Scroll Top

You are currently viewing the website in language EN. For additional fact-checks and content pertaining to other communities, please use the flag icons to switch languages.

Posts mislead on solar farms’ climate impact

Posts mislead on solar farms' climate impact - Featured image

Author(s): Gwen Roley / AFP Canada

Energy radiating off solar panels can cause slight temperature changes in a limited area, but posts circulating on social media claim this phenomenon will lead to extreme weather events. This is misleading; scientists say these fluctuations are comparable to those generated in urban areas, and solar farms have not been linked to severe climatic conditions.

“Solar farms will become thunderstorm and tornado incubators and magnets,” says the text of a December 25, 2023 Facebook post.

The post points to Canada’s largest solar energy farms in the province of Alberta, claiming that the renewable source of power radiates the majority of the heat from the sun — raising the temperature and creating extreme weather events such as thunderstorms.
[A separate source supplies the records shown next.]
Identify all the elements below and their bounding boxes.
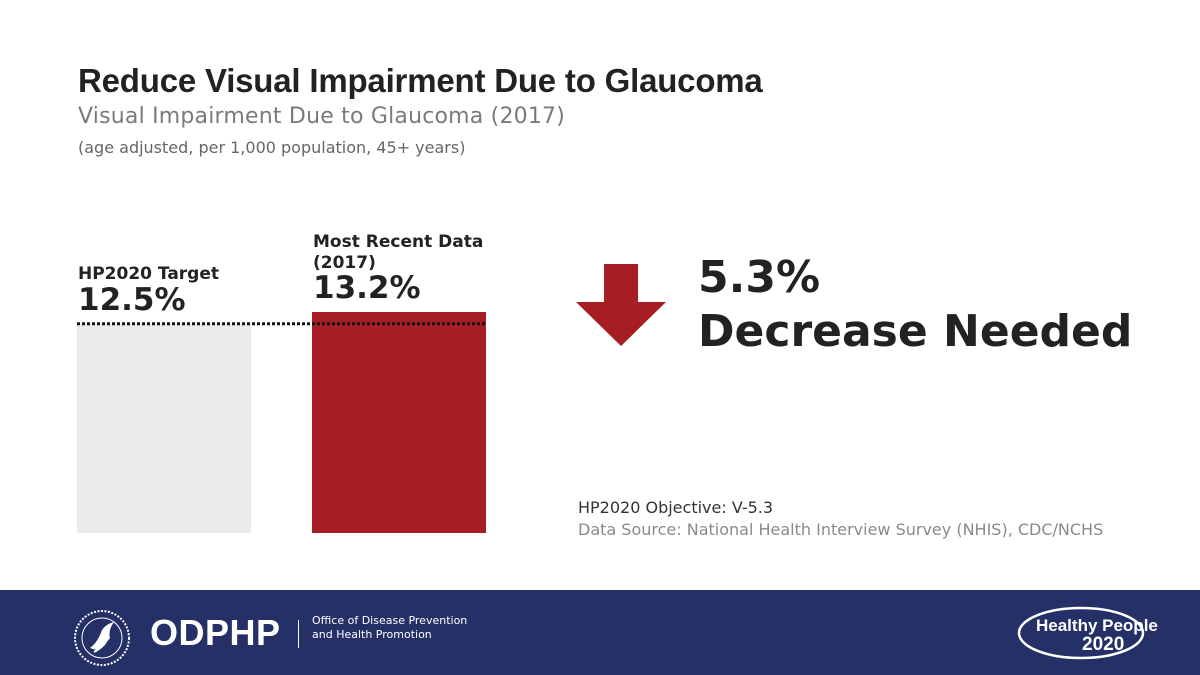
bar-value-target: 12.5% (78, 282, 186, 318)
footer-bar: ODPHP Office of Disease Prevention and H… (0, 590, 1200, 675)
down-arrow-icon (576, 264, 666, 346)
bar-value-recent: 13.2% (313, 270, 421, 306)
page-title: Reduce Visual Impairment Due to Glaucoma (78, 62, 763, 99)
data-source-text: Data Source: National Health Interview S… (578, 520, 1104, 539)
hhs-seal-icon (74, 610, 130, 666)
chart-note: (age adjusted, per 1,000 population, 45+… (78, 138, 466, 157)
objective-text: HP2020 Objective: V-5.3 (578, 498, 774, 517)
chart-subtitle: Visual Impairment Due to Glaucoma (2017) (78, 104, 566, 129)
bar-recent (312, 312, 486, 533)
healthy-people-logo-line2: 2020 (1082, 634, 1125, 655)
healthy-people-logo-line1: Healthy People (1036, 616, 1158, 635)
org-name: Office of Disease Prevention and Health … (312, 614, 468, 641)
bar-chart (77, 312, 486, 533)
bar-target (77, 323, 251, 533)
bar-label-target: HP2020 Target (78, 264, 220, 284)
decrease-needed-text: Decrease Needed (698, 306, 1133, 357)
logo-divider (298, 620, 299, 648)
decrease-percent: 5.3% (698, 252, 821, 303)
healthy-people-logo-icon (1017, 606, 1145, 660)
odphp-logo: ODPHP (150, 612, 281, 653)
bar-label-recent: Most Recent Data (2017) (313, 232, 484, 273)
The text of the publication is purportedly copied from “Stephenville resident, George Franklin” who is said to be “a literal rocket scientist.” But AFP found no publications related to solar energy under that name.

Nearly identical blocks of text claiming solar panels cause extreme weather appear to have circulated online and in text chains since at least August 2022, and variations have been published on LinkedIn, Facebook, Instagram and X, formerly known as Twitter.

Screenshot of a Facebook post, taken January 17, 2024
Screenshot of an X post, taken January 17, 2024

Research has found that solar farms can cause temperatures to fluctuate locally by a few degrees because energy that is not absorbed to become electricity is radiated by the pane to the surrounding area (archived here).

Additional modeling showed possible impacts on global weather patterns if large-scale solar farms — for example panels across 20 percent of the Sahara Desert (700,000 square miles or 181 million hectares) — were installed (archived here).

However, the largest solar farm (archived here) in Canada measures about five square miles or 1,335 hectares.

Aixue Hu, a researcher at the National Center for Atmospheric Research in the United States, said the temperature changes caused by solar panels at this scale would not be large enough to cause severe weather events such as thunderstorms or tornadoes.

“These impacts should be very small because the area that the solar farm covers, roughly speaking, is pretty small,” Hu said.

Screenshot of an Instagram post, taken January 17, 2024

Hu also said that the location of the solar panels influences the temperature impacts, pointing to his findings that panels in forested or grassy areas could have a cooling effect.

Urban heat islands

Hu said his research found that the impact of solar farms of this size is comparable to that of a medium-sized city and can create an effect similar to an “urban heat island” (archived here).

Peter Crank, a geographer and climatologist at the University of Waterloo, said the urban heat island effect is typically seen when the excess energy from a city’s consumption causes temperatures to rise locally by several degrees.

Graphic on the urban heat island effect which can raise temperatures in cities – AFP

He said this extra energy has some influence on the path a weather system might take and could raise precipitation levels, but they do not impact the occurrence of extreme meteorological events.

“We would not expect to see that happening then from just having a solar field built in the plains of Alberta,” he said.

Crank said Alberta’s climate is dry and sunny, but relatively cooler than other places, meaning the impact would be lower than having a group of solar panels in a desert. He said the impact of solar farms could be greater during a heatwave — as is the case with urban heat islands.

“Certainly, in those hottest days in Alberta one to two degrees Celsius warmer is going to have some uncomfortable impacts,” he said.

Both Hu and Crank said that while no current evidence points to severe weather outcomes from solar farms, the impact of projects remains under study. The researchers agreed that using solar panels as an alternative energy source poses less of a risk of climate change than burning fossil fuels.

Climate change risks

There is a broad consensus among climate researchers that human activities, in particular burning fossil fuels, are causing temperatures to rise (archived here).

Hu said that the burning of fossil fuels could raise global temperatures to a point humans have never experienced before while the impact of solar farms would be much smaller.

“In general, we use solar panels to generate the energy we need in a much better way than just using fossil fuels,” he said.